Semetsky, I. 2009. Deleuze as a Philosopher of Education: Affective Knowledge/Effective Learning. The European Legacy: Toward New Paradigms, 14 (4), pp443-456.

I thought I’d get this month’s Pedagogy Reading Group item under my belt early. I’ve reached the end – twice – but it’s not under my belt at all. I understood probably two sentences in it. I wonder who picked this, and why? I’ll ask Nicholas.

Maybe I’m missing something in my brain but I honestly couldn’t make any sense of it at all. It seems like an attempt to write about something there are no words for. Was the author on psychedelics? Was Deleuze?

It wasn’t just the writing that my brain was rejecting, but some of the ideas too. Maybe I’m feeling a little too exhausted from being with my new students, and being constantly confronted with the feeling that things (e.g. the robustness of our IT systems) are going backwards rather than forwards, but all of a sudden I can’t imagine what transformative learning looks like. How often do people truly get transformed by learning? Is it momentary – as the author (and Kierkegaard) suggests – or does it generally happen over a longer period of time? Do these transformations last? Are we not mostly just plodding along, making the same mistakes, stuck in the same patterns?

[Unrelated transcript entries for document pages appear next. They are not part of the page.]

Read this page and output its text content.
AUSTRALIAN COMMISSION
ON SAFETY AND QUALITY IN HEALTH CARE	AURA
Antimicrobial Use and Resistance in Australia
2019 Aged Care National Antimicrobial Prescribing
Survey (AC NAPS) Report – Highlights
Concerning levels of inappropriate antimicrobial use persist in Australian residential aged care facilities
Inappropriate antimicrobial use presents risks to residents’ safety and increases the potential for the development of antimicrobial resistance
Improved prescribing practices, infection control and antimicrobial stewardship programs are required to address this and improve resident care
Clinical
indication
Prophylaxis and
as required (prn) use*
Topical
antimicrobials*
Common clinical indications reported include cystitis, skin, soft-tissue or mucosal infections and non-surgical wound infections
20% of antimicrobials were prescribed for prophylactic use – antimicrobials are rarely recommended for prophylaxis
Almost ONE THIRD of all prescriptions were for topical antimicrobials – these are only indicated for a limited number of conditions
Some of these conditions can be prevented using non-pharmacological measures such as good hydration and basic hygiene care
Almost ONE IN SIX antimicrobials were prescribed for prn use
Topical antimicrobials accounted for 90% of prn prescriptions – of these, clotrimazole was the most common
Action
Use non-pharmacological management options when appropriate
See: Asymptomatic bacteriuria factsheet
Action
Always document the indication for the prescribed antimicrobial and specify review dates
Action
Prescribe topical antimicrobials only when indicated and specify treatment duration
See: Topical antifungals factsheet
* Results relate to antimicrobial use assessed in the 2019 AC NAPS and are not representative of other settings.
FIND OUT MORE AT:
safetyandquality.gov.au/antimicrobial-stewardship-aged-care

The references to creative process and creative ‘force’ I also found wearing. I felt what the author described as ‘creation’ could equally be described as ‘deconstruction’. Also, ‘force’ is a pretty unsuitable metaphor if you want to talk about reaction without action. Call me a massive pedant, but A-level Physics might be the one thing I have over this particular author so I’ll take it, thanks.

…and those graphs!!! Fine, have an imaginary axis, but if you draw it and label it ‘imaginary axis’, it’s not imaginary any more, is it?

The bit about Socrates’ learning paradox (how do you come to know what you don’t know, if you don’t know what you don’t know?) was probably the only bit that was straightforward, but I couldn’t see how it related to the rest. Most of it I didn’t get at all; the metaphor about things being ‘wrapped up’ in nature, as in the folds of a fabric… what was that all about?

All good fun I suppose. Looking forward to the PRG meeting where I’m hoping to find out what on earth is going on here.